Global Statistical Speed Matrix

From OpenStreetMap Wiki
Jump to navigation Jump to search

GS^2M is a concept of a database containing data stored in records they can be addressed with integer values taken from geographic coordinates with easy formulas. It is meant to be a layer totally separated from OSM vector data never linked with existing ways and nodes, used only for queries during routing process when searching for the fastest way to get to destination.

In first thoughts each record contains information about quasi-square cell (1 second of width and 1 second of length on the map). Each second of latitude is always about 31 meters on the earth surface. Each second of longitude is about 31 meters only near the equator and the more far from equator we are, the less each second of longitude is to finally meet zero on poles. Because of that reason it is necessary to make few tweaks to make database more memory-efficent without losing any important data necessary in routing process.
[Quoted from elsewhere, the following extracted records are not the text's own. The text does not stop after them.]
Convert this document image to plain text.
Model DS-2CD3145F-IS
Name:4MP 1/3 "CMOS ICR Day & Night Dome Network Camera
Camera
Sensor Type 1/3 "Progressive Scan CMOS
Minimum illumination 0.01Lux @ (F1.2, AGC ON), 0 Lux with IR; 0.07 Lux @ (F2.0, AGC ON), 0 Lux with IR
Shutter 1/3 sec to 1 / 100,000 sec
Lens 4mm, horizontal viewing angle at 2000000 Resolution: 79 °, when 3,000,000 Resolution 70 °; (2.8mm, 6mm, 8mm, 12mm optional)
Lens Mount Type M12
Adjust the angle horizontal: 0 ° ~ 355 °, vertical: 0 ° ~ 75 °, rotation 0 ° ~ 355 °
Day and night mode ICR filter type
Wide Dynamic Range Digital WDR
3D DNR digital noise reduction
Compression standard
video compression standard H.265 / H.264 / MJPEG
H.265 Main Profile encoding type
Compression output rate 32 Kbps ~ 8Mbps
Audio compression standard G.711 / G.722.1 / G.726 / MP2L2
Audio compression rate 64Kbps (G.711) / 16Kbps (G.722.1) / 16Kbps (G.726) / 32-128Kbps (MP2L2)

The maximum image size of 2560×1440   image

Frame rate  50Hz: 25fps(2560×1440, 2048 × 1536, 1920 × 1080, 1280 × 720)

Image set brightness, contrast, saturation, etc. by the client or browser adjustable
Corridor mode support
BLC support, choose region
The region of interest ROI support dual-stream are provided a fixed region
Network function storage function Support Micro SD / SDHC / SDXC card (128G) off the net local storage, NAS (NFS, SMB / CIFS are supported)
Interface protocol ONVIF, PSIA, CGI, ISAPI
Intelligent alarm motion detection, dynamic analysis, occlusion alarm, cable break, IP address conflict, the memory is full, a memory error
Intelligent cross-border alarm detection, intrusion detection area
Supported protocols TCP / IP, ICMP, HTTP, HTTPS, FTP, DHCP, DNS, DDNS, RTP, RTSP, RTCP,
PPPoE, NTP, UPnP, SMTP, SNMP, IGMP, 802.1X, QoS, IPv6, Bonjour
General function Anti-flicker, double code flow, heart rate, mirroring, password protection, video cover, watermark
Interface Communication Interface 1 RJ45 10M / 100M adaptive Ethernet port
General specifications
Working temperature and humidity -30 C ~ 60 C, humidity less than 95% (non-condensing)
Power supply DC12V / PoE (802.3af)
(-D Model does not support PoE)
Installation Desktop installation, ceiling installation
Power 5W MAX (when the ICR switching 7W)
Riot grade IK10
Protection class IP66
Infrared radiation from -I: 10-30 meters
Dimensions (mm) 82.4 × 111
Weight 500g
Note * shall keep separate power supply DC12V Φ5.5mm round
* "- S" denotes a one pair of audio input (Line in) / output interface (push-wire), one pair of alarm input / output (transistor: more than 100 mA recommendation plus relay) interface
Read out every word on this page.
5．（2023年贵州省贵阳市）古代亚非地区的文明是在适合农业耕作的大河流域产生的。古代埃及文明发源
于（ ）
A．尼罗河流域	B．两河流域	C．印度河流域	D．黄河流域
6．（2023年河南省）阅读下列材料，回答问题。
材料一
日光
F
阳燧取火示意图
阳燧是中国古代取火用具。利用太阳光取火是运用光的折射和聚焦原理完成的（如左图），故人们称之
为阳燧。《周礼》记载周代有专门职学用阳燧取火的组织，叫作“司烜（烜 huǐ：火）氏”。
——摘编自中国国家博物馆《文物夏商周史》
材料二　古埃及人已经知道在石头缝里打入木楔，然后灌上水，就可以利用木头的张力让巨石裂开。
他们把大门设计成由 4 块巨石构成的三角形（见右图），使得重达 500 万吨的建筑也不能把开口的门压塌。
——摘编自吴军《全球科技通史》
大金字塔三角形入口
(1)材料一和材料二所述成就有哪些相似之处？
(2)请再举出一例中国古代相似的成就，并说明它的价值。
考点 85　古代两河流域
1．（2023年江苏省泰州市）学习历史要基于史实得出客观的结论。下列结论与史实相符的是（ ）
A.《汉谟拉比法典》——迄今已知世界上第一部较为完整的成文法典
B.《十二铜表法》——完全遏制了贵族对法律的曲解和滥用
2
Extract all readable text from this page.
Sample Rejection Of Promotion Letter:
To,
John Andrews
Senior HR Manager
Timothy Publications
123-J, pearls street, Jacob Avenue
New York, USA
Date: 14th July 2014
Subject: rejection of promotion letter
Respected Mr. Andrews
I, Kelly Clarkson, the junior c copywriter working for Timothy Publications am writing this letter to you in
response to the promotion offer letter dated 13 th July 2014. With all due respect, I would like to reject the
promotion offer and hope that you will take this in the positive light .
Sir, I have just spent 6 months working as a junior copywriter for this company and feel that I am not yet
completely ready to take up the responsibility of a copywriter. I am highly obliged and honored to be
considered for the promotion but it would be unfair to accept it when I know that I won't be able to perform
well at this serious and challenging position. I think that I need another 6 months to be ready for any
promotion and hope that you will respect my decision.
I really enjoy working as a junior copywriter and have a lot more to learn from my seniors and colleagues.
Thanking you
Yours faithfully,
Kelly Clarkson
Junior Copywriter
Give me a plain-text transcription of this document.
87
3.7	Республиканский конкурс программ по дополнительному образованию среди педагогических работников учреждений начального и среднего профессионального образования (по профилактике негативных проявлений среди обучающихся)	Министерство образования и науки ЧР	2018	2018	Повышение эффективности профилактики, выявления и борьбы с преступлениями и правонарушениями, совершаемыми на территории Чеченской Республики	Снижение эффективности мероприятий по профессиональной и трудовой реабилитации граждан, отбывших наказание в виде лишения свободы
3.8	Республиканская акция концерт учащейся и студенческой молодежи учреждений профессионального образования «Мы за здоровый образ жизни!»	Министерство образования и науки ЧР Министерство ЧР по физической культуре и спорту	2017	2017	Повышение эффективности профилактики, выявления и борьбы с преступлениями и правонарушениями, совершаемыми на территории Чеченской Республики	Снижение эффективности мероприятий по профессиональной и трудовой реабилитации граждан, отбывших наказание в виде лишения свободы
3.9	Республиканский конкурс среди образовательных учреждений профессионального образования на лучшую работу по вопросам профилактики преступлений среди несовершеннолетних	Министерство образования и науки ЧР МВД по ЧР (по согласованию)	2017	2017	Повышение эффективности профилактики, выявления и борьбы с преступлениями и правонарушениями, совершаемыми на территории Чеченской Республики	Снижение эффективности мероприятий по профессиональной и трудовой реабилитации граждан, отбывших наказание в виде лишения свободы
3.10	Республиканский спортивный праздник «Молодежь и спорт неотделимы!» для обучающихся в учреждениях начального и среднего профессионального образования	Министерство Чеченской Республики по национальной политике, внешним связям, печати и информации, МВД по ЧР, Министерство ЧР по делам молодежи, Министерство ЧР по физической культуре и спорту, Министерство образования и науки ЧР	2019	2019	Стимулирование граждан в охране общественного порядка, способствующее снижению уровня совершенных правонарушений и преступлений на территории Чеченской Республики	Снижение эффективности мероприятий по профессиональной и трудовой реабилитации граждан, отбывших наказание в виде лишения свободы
This will be described later what we need to do in order to have 31 meters as an average cell width.

Requirements

First of all, to make it widely usable, GS^2M should meet few requirements like:

Decentralization

  1. everybody can have her/his own GS^2M database created from her/his own NMEA/GPX tracks
  2. database can be merged easily with, for example, my friends' databases without losing any necessary information
  3. then our databases can be uploaded to a public server in order to make this database Global

Privacy

  1. nobody needs to know where I parked my car 3 days ago from 10pm to 7am ;-), but you may need to know that usually because of traffic from 8am to 11am GMT maximum possible speed is 40 km/h when you travel by M1 from Swords to Dublin (fortunately it is not so bad when you travel in opposite direction ;-) that time)

Simplicity

  1. easy segmentation (for example into continents, countries, etc. whatever is necessary to cope with limited memory devices)
  2. easy updating process by merging main public database with recent NMEA/GPX points processed into small update-databases
  3. easy upgrade to variable cell size addressing

Story begins

Basically Global Statistical Speed Matrix is 2-dimensional matrix containing records stored in 360x60x60 columns and 180x60x60 rows. Each record contains data from NMEA/GPX points localized inside a quasi-square cell with 1 longitude-second of width and 1 latitude-second of length.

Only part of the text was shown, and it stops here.